By Sara Jerome,
Detroit plans to resume water shutoffs next month, and thousands of city residents could be affected.
“About 17,461 Detroit households are at risk for water shutoffs next month when the city's water department resumes its controversial program,” The Detroit Free Press reported.
“The potential shutoffs have angered some local activists who argue the city should instead create a comprehensive affordability plan to help prevent service interruptions altogether,” the report said.
Detroit began an aggressive shut-off campaign in 2014 after the city went bankrupt, prompting protests that made the national news. After the city shut off water service for thousands of residents, the United Nations condemned the city’s actions as a human rights violation, according to Michigan Live.
In subsequent years, the city repeated the same approach.
“Last April, there were 17,995 customers at risk of water shut-offs, a figure that dropped to 9,916 by May and 3,194 by July, according to the water department. In April 2016, 23,047 households were at risk,” The Detroit News reported.

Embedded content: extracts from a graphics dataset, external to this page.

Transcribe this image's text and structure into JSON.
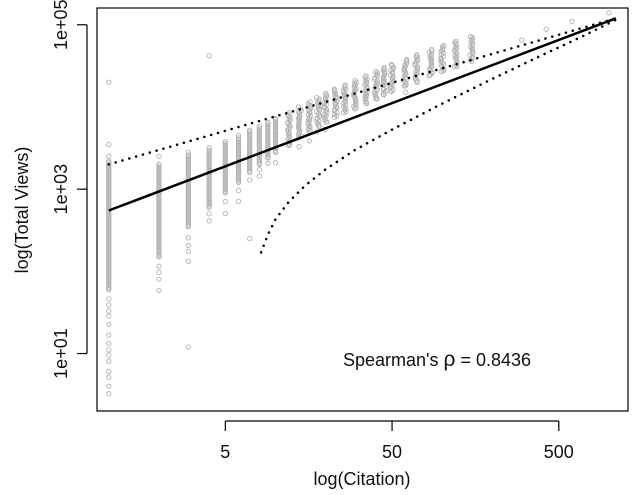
{
  "chart_data": {
    "type": "scatter",
    "xlabel": "log(Citation)",
    "ylabel": "log(Total Views)",
    "x_scale": "log",
    "y_scale": "log",
    "xlim": [
      0.85,
      1300
    ],
    "ylim": [
      2,
      160000
    ],
    "x_ticks": [
      {
        "value": 5,
        "label": "5"
      },
      {
        "value": 50,
        "label": "50"
      },
      {
        "value": 500,
        "label": "500"
      }
    ],
    "y_ticks": [
      {
        "value": 10,
        "label": "1e+01"
      },
      {
        "value": 1000,
        "label": "1e+03"
      },
      {
        "value": 100000,
        "label": "1e+05"
      }
    ],
    "annotation": {
      "prefix": "Spearman's ",
      "symbol": "ρ",
      "suffix": " = 0.8436"
    },
    "point_color": "#b3b3b3",
    "line_color": "#000000",
    "grid": false,
    "scatter_columns": [
      {
        "x": 1,
        "ymin": 3,
        "ymax": 3500,
        "dense_lo": 60,
        "dense_hi": 2200
      },
      {
        "x": 2,
        "ymin": 50,
        "ymax": 2500,
        "dense_lo": 150,
        "dense_hi": 2000
      },
      {
        "x": 3,
        "ymin": 100,
        "ymax": 2800,
        "dense_lo": 350,
        "dense_hi": 2600
      },
      {
        "x": 4,
        "ymin": 300,
        "ymax": 3200,
        "dense_lo": 600,
        "dense_hi": 3000
      },
      {
        "x": 5,
        "ymin": 500,
        "ymax": 3800,
        "dense_lo": 900,
        "dense_hi": 3600
      },
      {
        "x": 6,
        "ymin": 700,
        "ymax": 4500,
        "dense_lo": 1200,
        "dense_hi": 4200
      },
      {
        "x": 7,
        "ymin": 1000,
        "ymax": 5200,
        "dense_lo": 1600,
        "dense_hi": 5000
      },
      {
        "x": 8,
        "ymin": 1300,
        "ymax": 5800,
        "dense_lo": 2000,
        "dense_hi": 5500
      },
      {
        "x": 9,
        "ymin": 1700,
        "ymax": 6500,
        "dense_lo": 2400,
        "dense_hi": 6200
      },
      {
        "x": 10,
        "ymin": 2000,
        "ymax": 7200,
        "dense_lo": 2800,
        "dense_hi": 7000
      },
      {
        "x": 12,
        "ymin": 2600,
        "ymax": 8500,
        "dense_lo": 3400,
        "dense_hi": 8200
      },
      {
        "x": 14,
        "ymin": 3200,
        "ymax": 10000,
        "dense_lo": 4200,
        "dense_hi": 9500
      },
      {
        "x": 16,
        "ymin": 3800,
        "ymax": 11500,
        "dense_lo": 5000,
        "dense_hi": 11000
      },
      {
        "x": 18,
        "ymin": 4500,
        "ymax": 13000,
        "dense_lo": 5800,
        "dense_hi": 12500
      },
      {
        "x": 20,
        "ymin": 5000,
        "ymax": 14500,
        "dense_lo": 6500,
        "dense_hi": 14000
      },
      {
        "x": 23,
        "ymin": 6000,
        "ymax": 16500,
        "dense_lo": 7500,
        "dense_hi": 16000
      },
      {
        "x": 26,
        "ymin": 6800,
        "ymax": 18500,
        "dense_lo": 8500,
        "dense_hi": 18000
      },
      {
        "x": 30,
        "ymin": 7500,
        "ymax": 21000,
        "dense_lo": 9500,
        "dense_hi": 20000
      },
      {
        "x": 35,
        "ymin": 8500,
        "ymax": 24000,
        "dense_lo": 11000,
        "dense_hi": 23000
      },
      {
        "x": 40,
        "ymin": 10000,
        "ymax": 27000,
        "dense_lo": 12500,
        "dense_hi": 26000
      },
      {
        "x": 45,
        "ymin": 11000,
        "ymax": 30000,
        "dense_lo": 14000,
        "dense_hi": 29000
      },
      {
        "x": 50,
        "ymin": 12500,
        "ymax": 33000,
        "dense_lo": 15500,
        "dense_hi": 32000
      },
      {
        "x": 60,
        "ymin": 15000,
        "ymax": 38000,
        "dense_lo": 18000,
        "dense_hi": 37000
      },
      {
        "x": 70,
        "ymin": 17000,
        "ymax": 43000,
        "dense_lo": 20000,
        "dense_hi": 42000
      },
      {
        "x": 85,
        "ymin": 20000,
        "ymax": 50000,
        "dense_lo": 24000,
        "dense_hi": 48000
      },
      {
        "x": 100,
        "ymin": 23000,
        "ymax": 56000,
        "dense_lo": 27000,
        "dense_hi": 54000
      },
      {
        "x": 120,
        "ymin": 27000,
        "ymax": 63000,
        "dense_lo": 31000,
        "dense_hi": 61000
      },
      {
        "x": 150,
        "ymin": 32000,
        "ymax": 72000,
        "dense_lo": 36000,
        "dense_hi": 70000
      }
    ],
    "scatter_points": [
      {
        "x": 4,
        "y": 42000
      },
      {
        "x": 1,
        "y": 20000
      },
      {
        "x": 7,
        "y": 250
      },
      {
        "x": 3,
        "y": 12
      },
      {
        "x": 300,
        "y": 65000
      },
      {
        "x": 420,
        "y": 88000
      },
      {
        "x": 600,
        "y": 110000
      },
      {
        "x": 1000,
        "y": 140000
      }
    ],
    "fit_line": {
      "x": [
        1,
        1100
      ],
      "y": [
        550,
        120000
      ]
    },
    "upper_band": {
      "x": [
        1,
        1100
      ],
      "y": [
        2000,
        120000
      ]
    },
    "lower_band": {
      "x": [
        8.2,
        9,
        10,
        12,
        15,
        20,
        30,
        50,
        100,
        200,
        400,
        700,
        1100
      ],
      "y": [
        170,
        280,
        430,
        700,
        1100,
        1750,
        3000,
        5300,
        11000,
        22000,
        43000,
        73000,
        115000
      ]
    }
  }
}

The city will revisit its unpopular strategy again this year.
“The Water and Sewerage Department plans to begin visiting homes on May 1 with door hangers warning of shut-offs if those customers don’t take steps to resolve their outstanding water bills,” The Detroit News reported.

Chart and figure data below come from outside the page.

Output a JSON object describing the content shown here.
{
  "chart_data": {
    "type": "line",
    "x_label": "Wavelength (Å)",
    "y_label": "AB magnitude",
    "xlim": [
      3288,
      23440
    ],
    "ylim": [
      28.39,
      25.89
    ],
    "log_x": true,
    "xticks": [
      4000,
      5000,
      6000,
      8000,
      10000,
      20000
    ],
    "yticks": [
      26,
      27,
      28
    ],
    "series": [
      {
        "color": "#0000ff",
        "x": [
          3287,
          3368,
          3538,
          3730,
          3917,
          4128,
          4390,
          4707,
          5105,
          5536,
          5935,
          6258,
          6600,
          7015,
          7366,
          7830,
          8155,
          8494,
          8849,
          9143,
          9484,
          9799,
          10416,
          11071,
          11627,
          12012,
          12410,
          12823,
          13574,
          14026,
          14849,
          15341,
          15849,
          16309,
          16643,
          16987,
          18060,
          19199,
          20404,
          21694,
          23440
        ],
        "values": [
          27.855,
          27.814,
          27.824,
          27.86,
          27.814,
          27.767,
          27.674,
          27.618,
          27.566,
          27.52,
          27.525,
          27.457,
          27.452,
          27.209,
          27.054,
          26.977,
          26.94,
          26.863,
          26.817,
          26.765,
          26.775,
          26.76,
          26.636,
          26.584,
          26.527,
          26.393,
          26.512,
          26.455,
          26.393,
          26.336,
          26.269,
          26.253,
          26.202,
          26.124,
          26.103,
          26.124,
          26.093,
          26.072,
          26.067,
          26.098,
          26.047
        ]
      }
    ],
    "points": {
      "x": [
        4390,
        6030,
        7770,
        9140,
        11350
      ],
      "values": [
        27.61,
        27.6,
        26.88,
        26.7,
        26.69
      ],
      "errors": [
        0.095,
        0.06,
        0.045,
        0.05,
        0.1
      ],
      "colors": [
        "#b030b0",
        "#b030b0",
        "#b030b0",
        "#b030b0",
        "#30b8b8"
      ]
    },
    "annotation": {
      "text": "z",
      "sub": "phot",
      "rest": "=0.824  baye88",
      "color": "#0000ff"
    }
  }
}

Water and Sewerage Director Gary Brown described the city’s history with shut offs, per The Free Press.
"When I got here, 50,000 people were at risk of being shut off and 44,000 were actually shut off," he said. "The United Nations was here, people were picketing, and rightly so, saying this was inhumane and unfair."
The viability of water shutoffs is a timely issue in the water sector because affordability is one of the greatest challenges facing utilities and ratepayers. In a recent study, researchers found that water may become unaffordable for one-third of U.S. households in the next four years.